Zwar verdiente die Deutsche Bank wesentlich mehr als im Vorquartal, in dem lediglich 186 Mio. Euro zu Buche standen, doch mit 1,4 Mrd. Euro blieb das Ergebnis in den ersten drei Monaten dieses Jahres unter den, im gleichen Zeitraum des Vorjahres erwirtschafteten 2,1 Mrd. Euro. Damit blieb das Ergebnis unter den Analysten-Erwartungen.

Als Hauptgründe für das schwache Abschneiden gab das Geldinstitut Sonderbelastungen durch den Verkauf des Pharmaunternehmens Actavis und hohe Kosten für Rechtsstreitigkeiten an. Hierbei muss die Deutsche Bank immer noch mit der gerichtlichen Aufarbeitung des Platzens der US-Immobilienblase fertig werden.

Etwas Positives gab es aus dem Bereich Investmentbanking zu vermelden. Dieser Sektor zeigte sich ganz besonders stark erholt, was auch die Position des Ackermann-Nachfolgers Anshu Jain stärken sollte, der diesen Bereich bisher verantwortet hat.

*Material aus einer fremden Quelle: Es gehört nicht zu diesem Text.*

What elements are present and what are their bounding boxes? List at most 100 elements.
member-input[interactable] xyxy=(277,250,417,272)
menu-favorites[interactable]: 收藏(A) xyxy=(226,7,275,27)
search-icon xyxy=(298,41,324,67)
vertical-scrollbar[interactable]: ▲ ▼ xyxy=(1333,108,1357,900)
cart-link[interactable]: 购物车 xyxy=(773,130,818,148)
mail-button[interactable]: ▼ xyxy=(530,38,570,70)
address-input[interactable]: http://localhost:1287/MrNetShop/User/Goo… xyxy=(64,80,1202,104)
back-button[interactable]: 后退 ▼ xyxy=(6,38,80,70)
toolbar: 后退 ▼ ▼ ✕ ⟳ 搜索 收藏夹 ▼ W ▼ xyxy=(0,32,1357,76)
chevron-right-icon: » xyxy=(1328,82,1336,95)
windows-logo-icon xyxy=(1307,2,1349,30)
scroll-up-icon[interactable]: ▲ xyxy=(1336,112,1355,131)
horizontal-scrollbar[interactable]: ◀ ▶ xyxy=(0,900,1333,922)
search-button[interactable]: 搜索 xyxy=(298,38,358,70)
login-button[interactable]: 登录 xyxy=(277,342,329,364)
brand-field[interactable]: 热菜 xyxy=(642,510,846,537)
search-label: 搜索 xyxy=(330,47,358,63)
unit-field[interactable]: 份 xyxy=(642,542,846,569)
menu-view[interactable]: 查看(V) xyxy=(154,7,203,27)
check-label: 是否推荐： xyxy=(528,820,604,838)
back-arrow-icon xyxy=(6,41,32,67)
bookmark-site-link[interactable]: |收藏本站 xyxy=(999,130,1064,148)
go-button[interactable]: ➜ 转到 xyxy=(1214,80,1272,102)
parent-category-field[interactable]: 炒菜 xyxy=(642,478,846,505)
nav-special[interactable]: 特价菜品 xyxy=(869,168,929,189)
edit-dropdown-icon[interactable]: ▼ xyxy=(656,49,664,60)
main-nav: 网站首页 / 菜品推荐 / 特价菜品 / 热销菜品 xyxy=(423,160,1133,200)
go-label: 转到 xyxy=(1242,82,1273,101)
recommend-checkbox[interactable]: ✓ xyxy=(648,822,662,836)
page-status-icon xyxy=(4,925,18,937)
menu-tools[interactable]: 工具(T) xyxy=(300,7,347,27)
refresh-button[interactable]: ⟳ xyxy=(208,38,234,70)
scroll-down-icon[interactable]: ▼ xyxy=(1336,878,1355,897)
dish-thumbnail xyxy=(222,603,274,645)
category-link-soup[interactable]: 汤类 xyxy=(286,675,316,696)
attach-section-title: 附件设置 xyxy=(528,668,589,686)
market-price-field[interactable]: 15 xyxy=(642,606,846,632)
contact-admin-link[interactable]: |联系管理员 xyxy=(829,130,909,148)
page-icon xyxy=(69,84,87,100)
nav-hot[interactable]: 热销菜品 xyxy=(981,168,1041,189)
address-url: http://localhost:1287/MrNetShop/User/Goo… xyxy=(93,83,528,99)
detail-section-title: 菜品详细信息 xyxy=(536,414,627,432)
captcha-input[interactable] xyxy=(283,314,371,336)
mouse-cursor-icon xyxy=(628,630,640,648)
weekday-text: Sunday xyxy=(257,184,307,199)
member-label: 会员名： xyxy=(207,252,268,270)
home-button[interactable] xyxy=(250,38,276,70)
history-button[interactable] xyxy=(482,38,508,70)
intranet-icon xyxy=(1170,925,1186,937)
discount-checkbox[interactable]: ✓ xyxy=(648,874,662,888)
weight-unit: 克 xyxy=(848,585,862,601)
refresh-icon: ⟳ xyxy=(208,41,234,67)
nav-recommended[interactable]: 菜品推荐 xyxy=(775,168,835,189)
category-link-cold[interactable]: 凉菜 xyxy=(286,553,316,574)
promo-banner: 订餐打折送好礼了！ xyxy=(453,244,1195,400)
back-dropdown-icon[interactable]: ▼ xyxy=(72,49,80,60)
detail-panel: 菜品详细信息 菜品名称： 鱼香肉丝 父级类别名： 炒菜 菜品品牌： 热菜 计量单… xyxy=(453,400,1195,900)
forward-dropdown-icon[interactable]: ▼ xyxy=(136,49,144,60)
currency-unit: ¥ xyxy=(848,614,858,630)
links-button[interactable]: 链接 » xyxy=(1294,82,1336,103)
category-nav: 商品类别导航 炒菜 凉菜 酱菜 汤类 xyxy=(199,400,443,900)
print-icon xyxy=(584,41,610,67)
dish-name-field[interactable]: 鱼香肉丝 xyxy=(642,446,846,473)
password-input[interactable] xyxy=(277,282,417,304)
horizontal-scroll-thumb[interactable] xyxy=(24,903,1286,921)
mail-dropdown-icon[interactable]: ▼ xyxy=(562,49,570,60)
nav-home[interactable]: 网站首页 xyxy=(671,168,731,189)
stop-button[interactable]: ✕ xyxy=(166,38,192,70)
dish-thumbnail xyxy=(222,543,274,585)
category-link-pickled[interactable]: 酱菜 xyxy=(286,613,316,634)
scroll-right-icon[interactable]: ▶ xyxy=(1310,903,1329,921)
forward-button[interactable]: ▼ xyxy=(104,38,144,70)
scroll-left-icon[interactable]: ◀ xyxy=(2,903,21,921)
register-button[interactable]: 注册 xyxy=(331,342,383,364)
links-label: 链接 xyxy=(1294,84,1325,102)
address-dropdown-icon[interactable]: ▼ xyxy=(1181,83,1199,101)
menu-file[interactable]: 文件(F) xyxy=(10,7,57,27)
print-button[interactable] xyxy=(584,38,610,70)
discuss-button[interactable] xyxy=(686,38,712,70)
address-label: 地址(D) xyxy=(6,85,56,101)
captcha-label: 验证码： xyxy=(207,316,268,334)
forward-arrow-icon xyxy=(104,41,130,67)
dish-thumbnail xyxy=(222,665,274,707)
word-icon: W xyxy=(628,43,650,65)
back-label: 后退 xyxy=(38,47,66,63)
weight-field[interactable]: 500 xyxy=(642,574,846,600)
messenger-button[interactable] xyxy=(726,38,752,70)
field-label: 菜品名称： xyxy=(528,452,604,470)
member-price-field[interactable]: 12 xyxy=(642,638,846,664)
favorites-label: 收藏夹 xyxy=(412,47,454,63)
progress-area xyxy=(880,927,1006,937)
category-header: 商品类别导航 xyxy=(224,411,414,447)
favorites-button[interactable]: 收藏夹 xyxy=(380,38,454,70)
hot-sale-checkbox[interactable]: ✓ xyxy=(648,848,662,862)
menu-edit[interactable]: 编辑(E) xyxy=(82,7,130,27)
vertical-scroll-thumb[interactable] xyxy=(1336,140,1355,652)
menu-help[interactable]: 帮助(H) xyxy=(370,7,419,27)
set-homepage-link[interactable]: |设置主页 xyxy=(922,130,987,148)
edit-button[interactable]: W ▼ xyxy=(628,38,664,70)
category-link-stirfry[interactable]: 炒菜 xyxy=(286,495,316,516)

Ackermann selbst kommentierte die Ergebnisse mit den Worten: „Vor dem Hintergrund anhaltender Zurückhaltung auf den globalen Finanzmärkten haben wir solide Ergebnisse erzielt. Bei der Bewältigung von Rechtsstreitigkeiten und beim Abbau von Risiken in unserer Bilanz machen wir weiter gute Fortschritte, so Ackermann weiter.“

Für die Deutsche Bank bleibt es in der Zeit nach Josef Ackermann zu hoffen, dass sich im weiteren Jahresverlauf eine Entspannung in der europäischen Staatsschuldenkrise einstellt. Denn die anhaltenden Probleme haben Ackermann seinen Abgang in Form von einigen sehr schlechten Quartalszahlen gründlich vermasselt.

Dabei sollte man auf Seiten des Geldinstituts hoffen, dass die aktuelle Zuspitzung der Schwierigkeiten in Spanien und Italien in Form von erhöhten Risikoaufschlägen für die Staatspapiere der beiden Länder und die gestiegene Angst vor einer Abkehr Europas vom Sparkurs nicht zu einer Verschärfung der Eurokrise führt.

Die Anleger zeigten sich dabei wenig begeistert von einem möglichen Sieg des sozialistischen Präsidentschaftskandidaten in Frankreich, genauso wie von dem Scheitern der niederländischen Regierung, die sich nicht auf ein Sparprogramm einigen konnte. In diesen beiden Punkten sieht man auch die Gefahr, dass Deutschland mit den politischen Umwälzungen in den beiden Ländern zwei wichtige Verbündete im Kampf gegen zu hohe Staatsdefizite in Europa verlieren könnte.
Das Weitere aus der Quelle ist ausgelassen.